Le centre du Mali sombre chaque jour un peu plus dans une violence qui semble hors de contrôle. Après les attaques meurtrières de Ningari et Sarédina, la Commission nationale des droits de l’Homme (CNDH) a rompu le silence pour pointer les failles profondes de la stratégie sécuritaire mise en place par les autorités de transition.
Une protection des civils toujours défaillante
Le scénario se répète avec une régularité dramatique : des villages pris pour cible, des habitants abattus sans défense, des maisons livrées aux flammes, puis une salve de communiqués officiels dénonçant l’horreur et promettant compassion. Les dernières atrocités commises dans le cercle de Bandiagara, à Ningari et à Sarédina, révèlent une vérité que les discours officiels tentent de masquer : malgré l’affirmation d’une montée en puissance des Forces armées maliennes (FAMa), la sécurité quotidienne des citoyens reste un échec flagrant.
Le mirage de la souveraineté face à l’abandon des populations
Dans une déclaration signée par sa présidente par intérim, Me Aissata Founè Tembely, la CNDH adresse un rappel cinglant au pouvoir de Bamako. Elle insiste sur le fait que garantir la sécurité des personnes et des biens constitue une « obligation régalienne première » de l’État. En ces termes, l’institution dresse un constat sévère d’incapacité administrative et militaire sur le terrain.
Au Pays Dogon, l’absence de dispositifs étatiques efficaces livre les populations à la merci des groupes armés terroristes. Pendant que le débat public se focalise sur la souveraineté nationale et la maîtrise de la communication, le lien fondamental entre l’État et ses citoyens du Centre se brise. La souveraineté ne se mesure pas à la fermeté des proclamations lancées depuis Bamako, mais bien à la capacité concrète de protéger la vie d’un agriculteur ou d’un commerçant à Ningari.
L’impunité installée et les enquêtes sans résultats
Comme après chaque drame, la CNDH exige l’ouverture d’enquêtes « indépendantes et impartiales » afin que les responsables soient traduits en justice. Mais quel crédit accorder à ces appels dans un système judiciaire qui demeure paralysé au sein des zones de conflit ?
La répétition de massacres sans qu’aucun procès d’envergure ne vienne établir les responsabilités nourrit un sentiment dévastateur d’impunité. Faute de poursuites concrètes, ces exigences d’enquêtes ressemblent à un rituel administratif destiné à combler le vide institutionnel. Une justice aussi absente détruit la confiance des habitants envers l’État et les pousse inévitablement vers des stratégies d’autodéfense ou des alliances précaires, fragmentant davantage le tissu social.
Le tout-militaire et les dérives du droit humanitaire
En enjoint aux FAMa de respecter strictement le droit international humanitaire (DIH), la CNDH met également en garde contre une approche exclusivement répressive, dépourvue de garde-fous.

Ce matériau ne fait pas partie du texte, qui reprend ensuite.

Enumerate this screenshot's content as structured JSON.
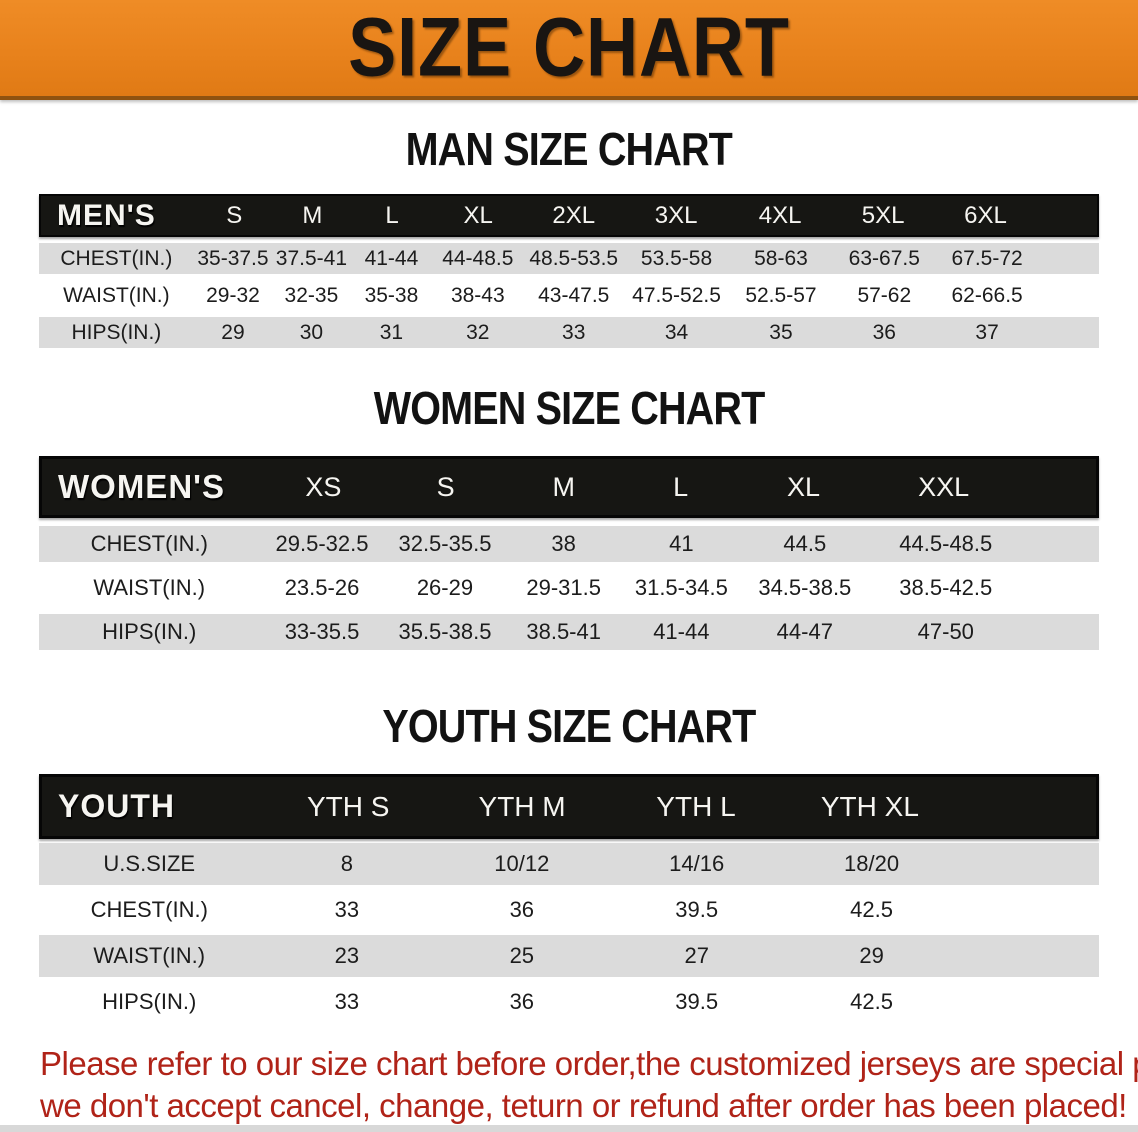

Dans leur traque des groupes terroristes, les forces de sécurité et leurs auxiliaires sont fréquemment accusés par la société civile de commettre des amalgames et des exactions contre les populations locales.
Cette stratégie, qui privilégie les résultats chiffrés et les effets d’annonce au détriment d’une sécurisation durable des communautés, produit l’effet inverse de celui escompté. Chaque bavure, chaque exécution sommaire devient un puissant outil de recrutement pour les groupes extrémistes. En rappelant que la lutte contre le terrorisme ne saurait ignorer les droits humains, la CNDH prévient : une victoire militaire acquise au mépris du droit ne constitue qu’une illusion, porteuse des révoltes de demain.
L’avertissement est sans équivoque. Si les autorités de transition persistent à favoriser la posture politique et la communication sécuritaire plutôt qu’une protection réelle, impartiale et judiciaire de leurs citoyens, le Mali risque de perdre bien plus que des territoires : il perdra la légitimité même de son État.